Ibuku memilihnya dari begitu banyak koleksi barang plastiknya.
Dan aku menerimanya, walaupun sambil bertanya-tanya, kenapa ibu tidak memberiku gelas yang lain, yang lebih cantik?
Disini aku mencoba menarik beberapa kesimpulan.
Pertama, mungkin ibuku memang pelit.
Kedua, ia berpikir dari segi praktis, gelas ini plastik dan bertutup, sehingga aku yang menurutnya ceroboh ini tak perlu khawatir jika gelas ini pecah dan kemudian kerepotan mencari gantinya.
Ketiga, ibu tetap seorang perempuan yang secara alami memiliki naluri menjaga miliknya yang disukai, yang indah dan cantik, yang ingin dimilikinya secara pribadi, tidak untuk diberikan bahkan pada anaknya sendiri. Koleksi barang-barang plastiknya.
Wajar saja, aku hanya belum mengalami tumbuh dengan label “ibu”.
Jadi, kucoba memahami itu.
Keempat, kuanggap semua kesimpulan ini mewakili rasa sayang.

Dalam gelas ini, daun-daun teh melembab dan melebar, menyerupai wujud aslinya ketika masih berupa tanaman.

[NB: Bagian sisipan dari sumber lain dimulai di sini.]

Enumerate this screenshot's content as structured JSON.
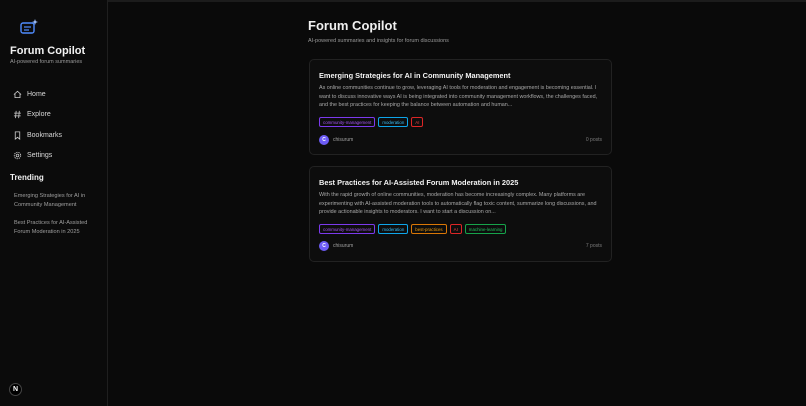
{
  "app": {
    "title": "Forum Copilot",
    "subtitle": "AI-powered forum summaries",
    "logo_icon": "chat-sparkle-icon"
  },
  "nav": [
    {
      "label": "Home",
      "icon": "home-icon"
    },
    {
      "label": "Explore",
      "icon": "hash-icon"
    },
    {
      "label": "Bookmarks",
      "icon": "bookmark-icon"
    },
    {
      "label": "Settings",
      "icon": "gear-icon"
    }
  ],
  "trending": {
    "title": "Trending",
    "items": [
      "Emerging Strategies for AI in Community Management",
      "Best Practices for AI-Assisted Forum Moderation in 2025"
    ]
  },
  "main": {
    "title": "Forum Copilot",
    "subtitle": "AI-powered summaries and insights for forum discussions"
  },
  "posts": [
    {
      "title": "Emerging Strategies for AI in Community Management",
      "excerpt": "As online communities continue to grow, leveraging AI tools for moderation and engagement is becoming essential. I want to discuss innovative ways AI is being integrated into community management workflows, the challenges faced, and the best practices for keeping the balance between automation and human...",
      "tags": [
        "community-management",
        "moderation",
        "AI"
      ],
      "author": "chisurum",
      "author_initial": "C",
      "posts_count": "0 posts"
    },
    {
      "title": "Best Practices for AI-Assisted Forum Moderation in 2025",
      "excerpt": "With the rapid growth of online communities, moderation has become increasingly complex. Many platforms are experimenting with AI-assisted moderation tools to automatically flag toxic content, summarize long discussions, and provide actionable insights to moderators. I want to start a discussion on...",
      "tags": [
        "community-management",
        "moderation",
        "best-practices",
        "AI",
        "machine-learning"
      ],
      "author": "chisurum",
      "author_initial": "C",
      "posts_count": "7 posts"
    }
  ],
  "tag_colors": {
    "community-management": "#a855f7",
    "moderation": "#38bdf8",
    "AI": "#ef4444",
    "best-practices": "#f59e0b",
    "machine-learning": "#22c55e"
  },
  "badge": "N"
}
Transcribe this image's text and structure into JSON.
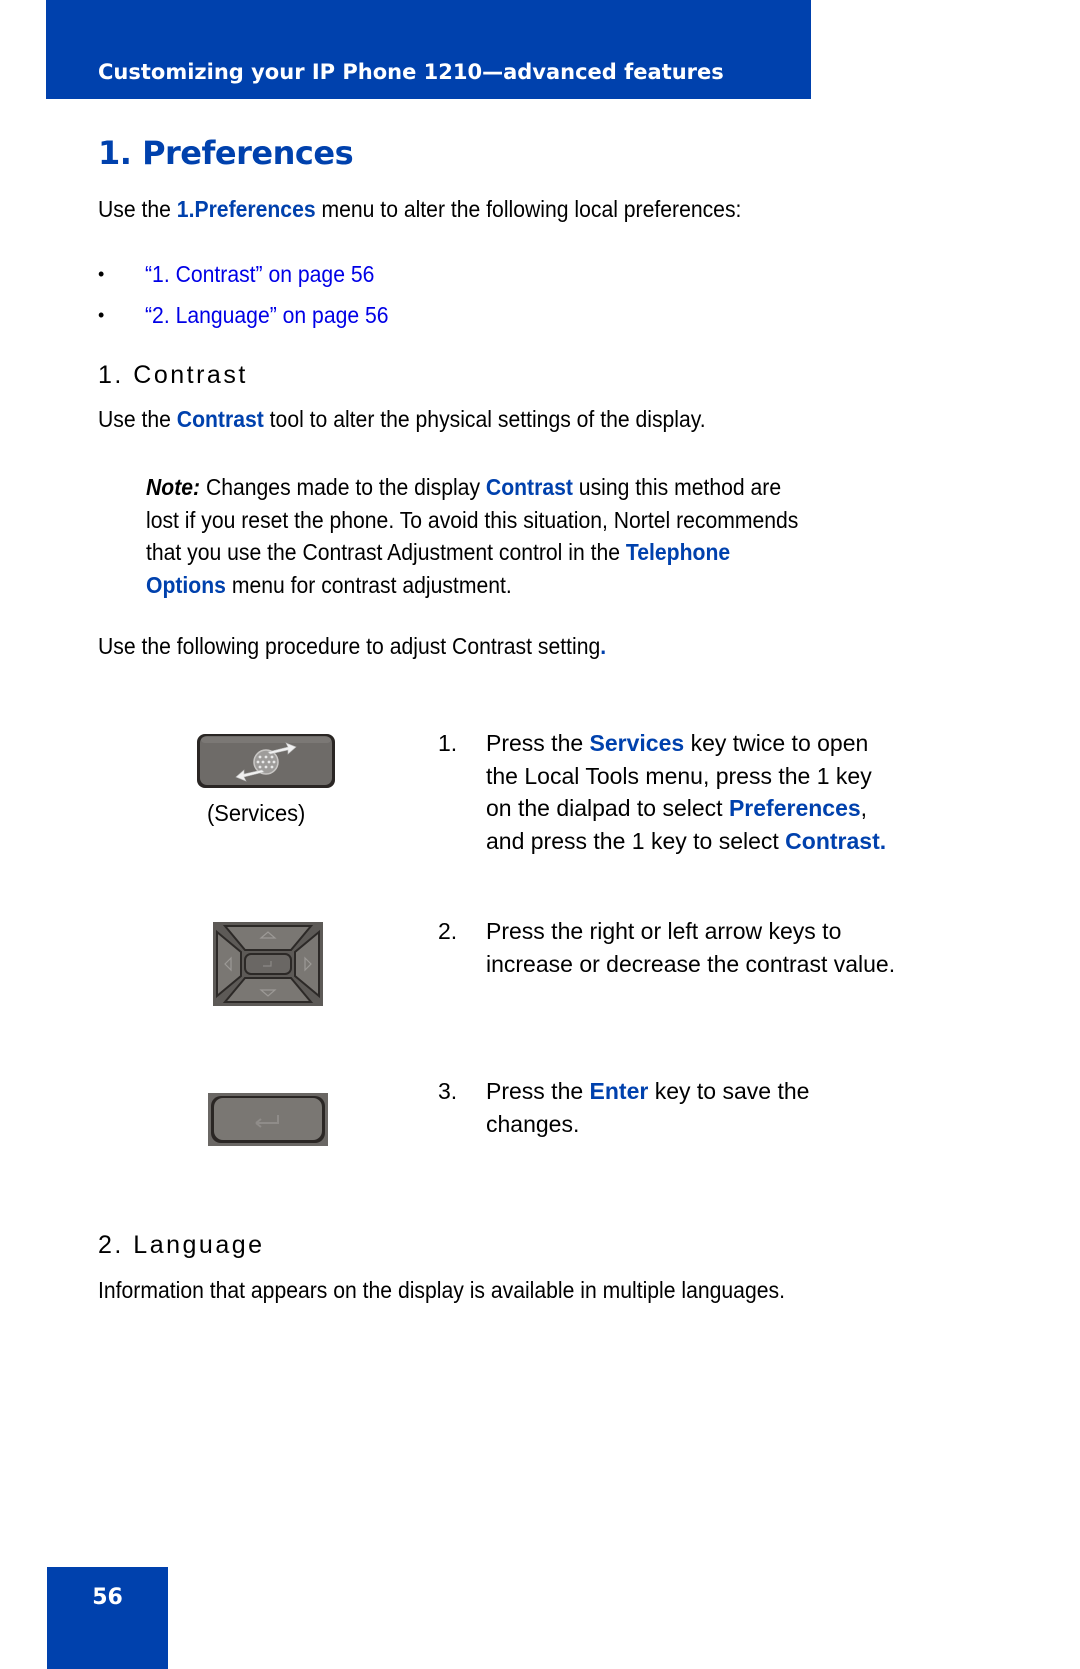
{
  "header": {
    "title": "Customizing your IP Phone 1210—advanced features"
  },
  "page_title": "1. Preferences",
  "intro": {
    "prefix": "Use the ",
    "emphasis": "1.Preferences",
    "suffix": " menu to alter the following local preferences:"
  },
  "links": [
    {
      "bullet": "•",
      "label": "“1. Contrast” on page 56"
    },
    {
      "bullet": "•",
      "label": "“2. Language” on page 56"
    }
  ],
  "contrast": {
    "heading": "1. Contrast",
    "desc_prefix": "Use the ",
    "desc_emphasis": "Contrast",
    "desc_suffix": " tool to alter the physical settings of the display.",
    "note": {
      "label": "Note:",
      "line1_a": " Changes made to the display ",
      "line1_em": "Contrast",
      "line1_b": " using this method are",
      "line2": "lost if you reset the phone. To avoid this situation, Nortel recommends",
      "line3_a": "that you use the Contrast Adjustment control in the ",
      "line3_em": "Telephone",
      "line4_em": "Options",
      "line4_b": " menu for contrast adjustment."
    },
    "procedure_intro": "Use the following procedure to adjust Contrast setting",
    "procedure_intro_end": ".",
    "services_caption": "(Services)",
    "steps": [
      {
        "num": "1.",
        "l1_a": "Press the ",
        "l1_em": "Services",
        "l1_b": " key twice to open",
        "l2": "the Local Tools menu, press the 1 key",
        "l3_a": "on the dialpad to select ",
        "l3_em": "Preferences",
        "l3_b": ",",
        "l4_a": "and press the 1 key to select ",
        "l4_em": "Contrast."
      },
      {
        "num": "2.",
        "l1": "Press the right or left arrow keys to",
        "l2": "increase or decrease the contrast value."
      },
      {
        "num": "3.",
        "l1_a": "Press the ",
        "l1_em": "Enter",
        "l1_b": " key to save the",
        "l2": "changes."
      }
    ]
  },
  "language": {
    "heading": "2. Language",
    "desc": "Information that appears on the display is available in multiple languages."
  },
  "footer": {
    "page_number": "56"
  },
  "colors": {
    "brand_blue": "#0041ad",
    "link_blue": "#0000e6",
    "key_gray": "#6e6b68"
  }
}
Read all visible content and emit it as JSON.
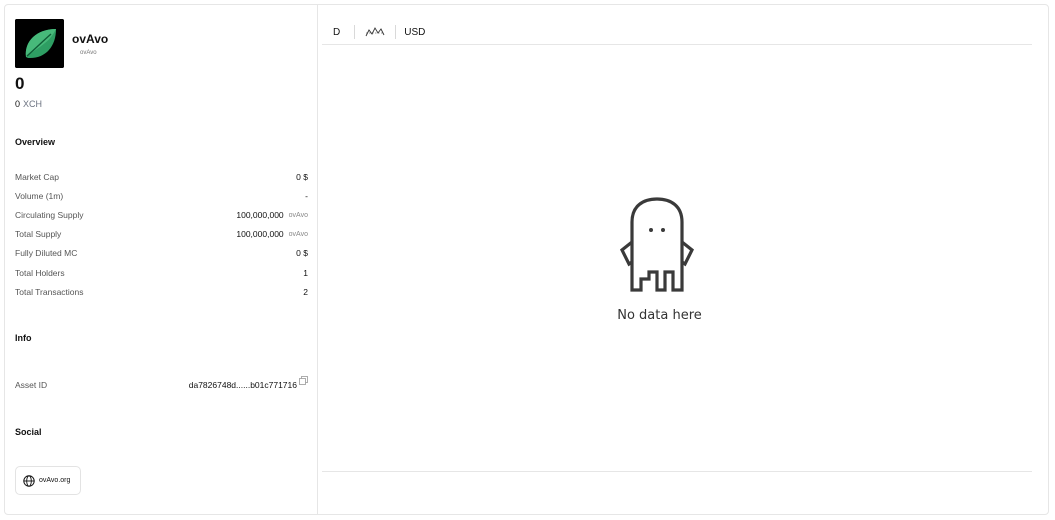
{
  "token": {
    "name": "ovAvo",
    "ticker": "ovAvo",
    "price_usd": "0",
    "price_xch_value": "0",
    "price_xch_unit": "XCH",
    "logo_icon": "leaf-icon",
    "logo_bg": "#000000",
    "logo_leaf_color": "#2e9e63"
  },
  "overview": {
    "title": "Overview",
    "rows": [
      {
        "label": "Market Cap",
        "value": "0 $",
        "unit": ""
      },
      {
        "label": "Volume (1m)",
        "value": "-",
        "unit": ""
      },
      {
        "label": "Circulating Supply",
        "value": "100,000,000",
        "unit": "ovAvo"
      },
      {
        "label": "Total Supply",
        "value": "100,000,000",
        "unit": "ovAvo"
      },
      {
        "label": "Fully Diluted MC",
        "value": "0 $",
        "unit": ""
      },
      {
        "label": "Total Holders",
        "value": "1",
        "unit": ""
      },
      {
        "label": "Total Transactions",
        "value": "2",
        "unit": ""
      }
    ]
  },
  "info": {
    "title": "Info",
    "asset_id_label": "Asset ID",
    "asset_id_value": "da7826748d......b01c771716"
  },
  "social": {
    "title": "Social",
    "website_label": "ovAvo.org",
    "website_icon": "globe-icon"
  },
  "chart_toolbar": {
    "interval": "D",
    "indicator_icon": "indicators-icon",
    "currency": "USD"
  },
  "chart_empty": {
    "message": "No data here",
    "icon": "ghost-icon"
  }
}
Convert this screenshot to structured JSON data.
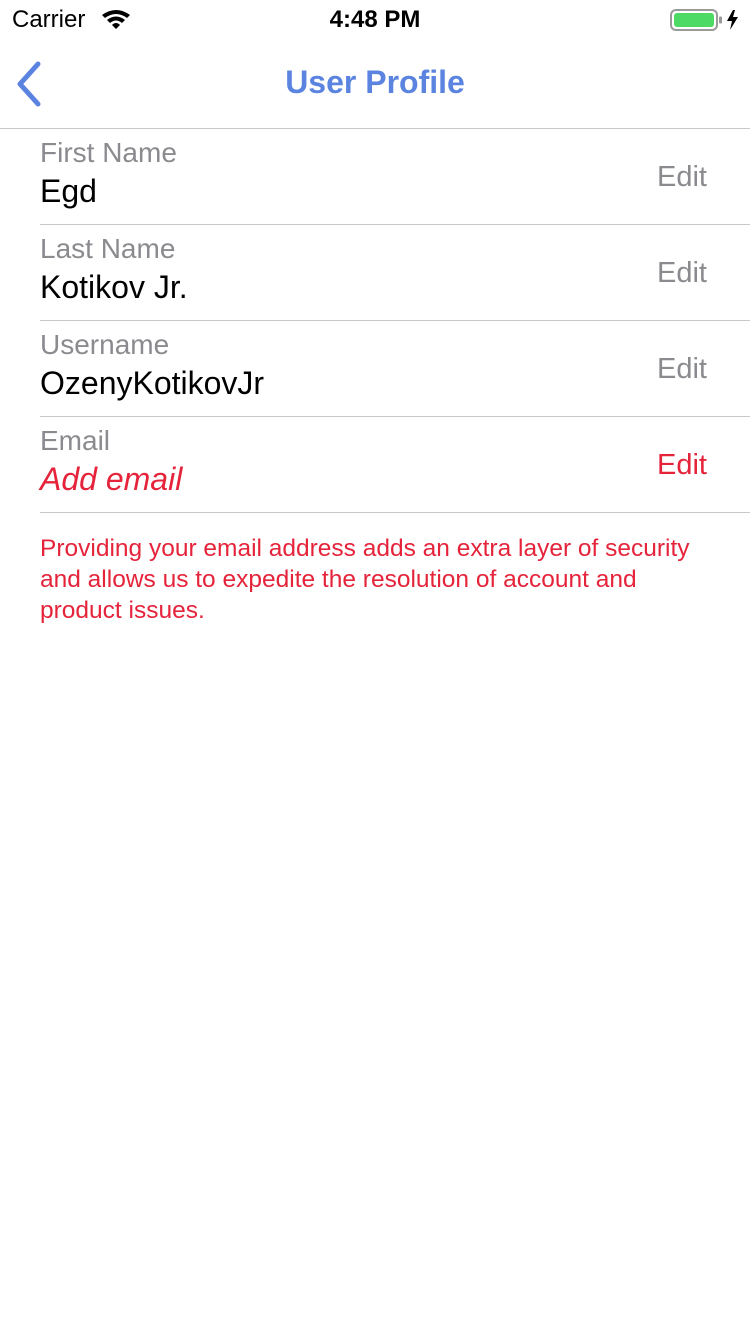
{
  "status_bar": {
    "carrier": "Carrier",
    "time": "4:48 PM",
    "icons": [
      "wifi-icon",
      "battery-icon",
      "charging-bolt-icon"
    ],
    "battery_color": "#4cd964"
  },
  "nav_bar": {
    "title": "User Profile",
    "back_icon": "chevron-left-icon",
    "accent_color": "#5b84e0"
  },
  "profile": {
    "rows": [
      {
        "label": "First Name",
        "value": "Egd",
        "edit_label": "Edit"
      },
      {
        "label": "Last Name",
        "value": "Kotikov Jr.",
        "edit_label": "Edit"
      },
      {
        "label": "Username",
        "value": "OzenyKotikovJr",
        "edit_label": "Edit"
      },
      {
        "label": "Email",
        "value": "Add email",
        "edit_label": "Edit"
      }
    ],
    "email_note": "Providing your email address adds an extra layer of security and allows us to expedite the resolution of account and product issues.",
    "warning_color": "#e5243b"
  }
}
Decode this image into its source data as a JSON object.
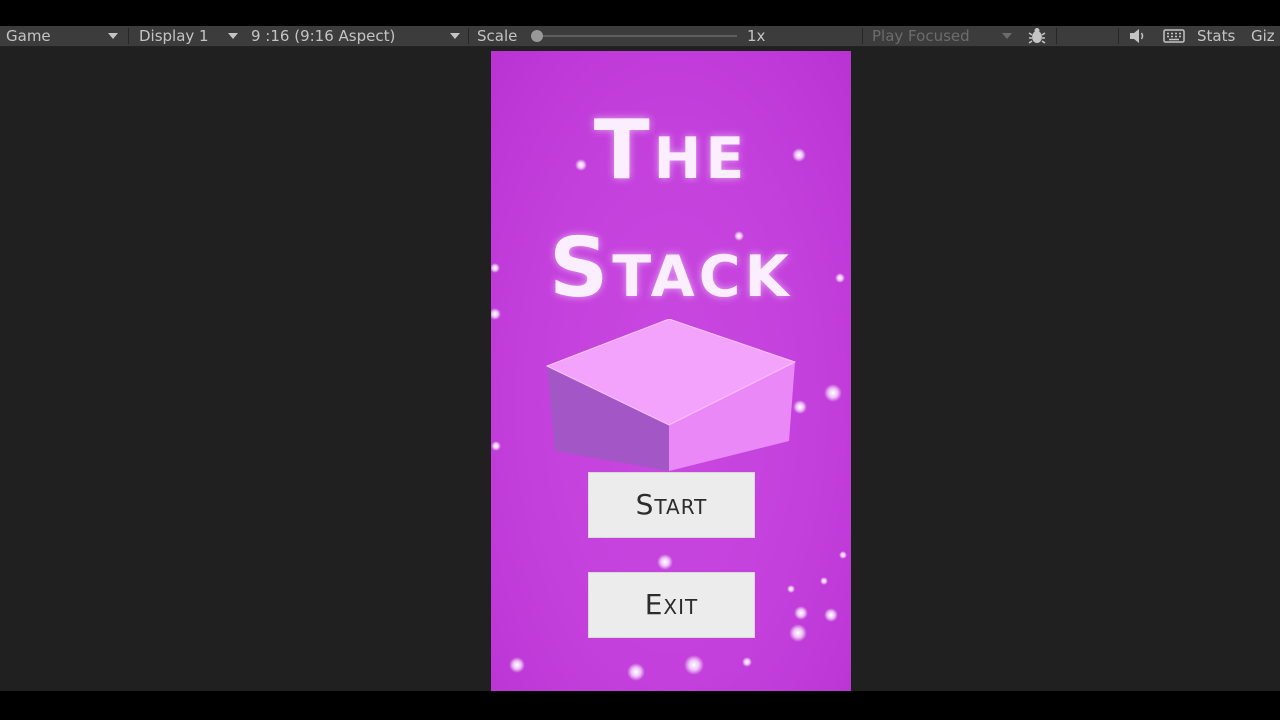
{
  "toolbar": {
    "view_label": "Game",
    "display_label": "Display 1",
    "aspect_label": "9 :16 (9:16 Aspect)",
    "scale_label": "Scale",
    "scale_value": "1x",
    "play_mode_label": "Play Focused",
    "stats_label": "Stats",
    "gizmos_label": "Giz"
  },
  "game": {
    "title_line1": "The",
    "title_line2": "Stack",
    "start_label": "Start",
    "exit_label": "Exit"
  },
  "colors": {
    "game_background": "#c33fdc",
    "cube_top": "#f3a3fb",
    "cube_left": "#a357c7",
    "cube_right": "#eb88f7",
    "button_bg": "#ececec",
    "toolbar_bg": "#3c3c3c"
  },
  "icons": [
    "dropdown-arrow-icon",
    "bug-icon",
    "speaker-icon",
    "keyboard-icon"
  ]
}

Saat gelas bergoyang, daun-daun itu melayang dengan cantik, seperti rumput laut yang menari di dasar samudera.
Warnanya cokelat kehijauan, teksturnya lembut dan terlihat gemulai.
Berbeda dengan daun teh hitam yang diseduh, yang kaku dan keras. Seperti kakek-kakek yang masa mudanya ditempa dalam peperangan. Tidak, tidak seperti itu..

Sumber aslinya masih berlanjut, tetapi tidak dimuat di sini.